Matthew Rigdon, Executive VP and COO

Over the past few years, I’ve commented that the projected demise of oil and gas as fuels (as a result of renewables) was greatly exaggerated. The very aggressive goals to achieve net-zero carbon emissions within the next few decades has seemed unsustainable ever since those goals were first announced by major oil and energy companies. There is recent acknowledgment among many stakeholders, perhaps not due to new realizations, that these goals may indeed be unsustainable. What we do know, is that we are hearing a lot about oil and gas remaining a critical component of the “energy” mix for decades to come. More importantly, the need to produce oil and gas with the lowest possible carbon footprint will drive more activity to basins, such as the US Gulf of Mexico, where oil and gas can be produced more efficiently and with less emissions. This is certainly supported by Shell’s recent announcement of a planned long-term commitment to the US Gulf of Mexico for oil and gas production.
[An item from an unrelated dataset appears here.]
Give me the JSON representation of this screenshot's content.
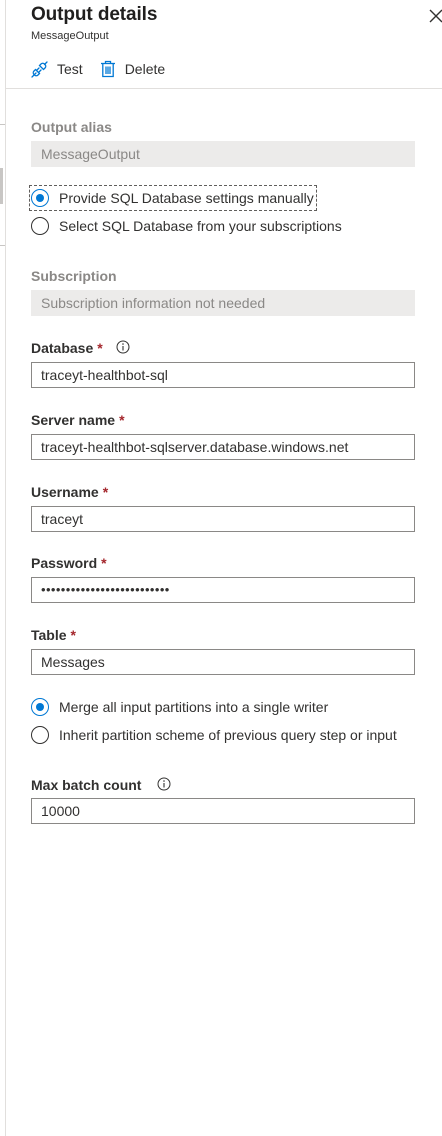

During the annual Offshore Technology Conference on August 16th, Shell announced this long-term strategy as it works to support the broader energy transition. One major part of this strategy includes continued exploration and and production in the US GOM due to its advantageous low carbon position relative to other basins. With the higher pressure of oil reservoirs in the US GOM, less pressure is needed for production and carbon emitting inputs are greatly reduced. The long-term commitment to the US GOM as a part of their energy mix optimization results in Shell planning on drilling 25 to 28 additional wells in the US GOM over the next three years.

The US GOM will remain a critical offshore oil and gas basin for years to come and we can expect to see the Super Major oil companies remain committed to the region.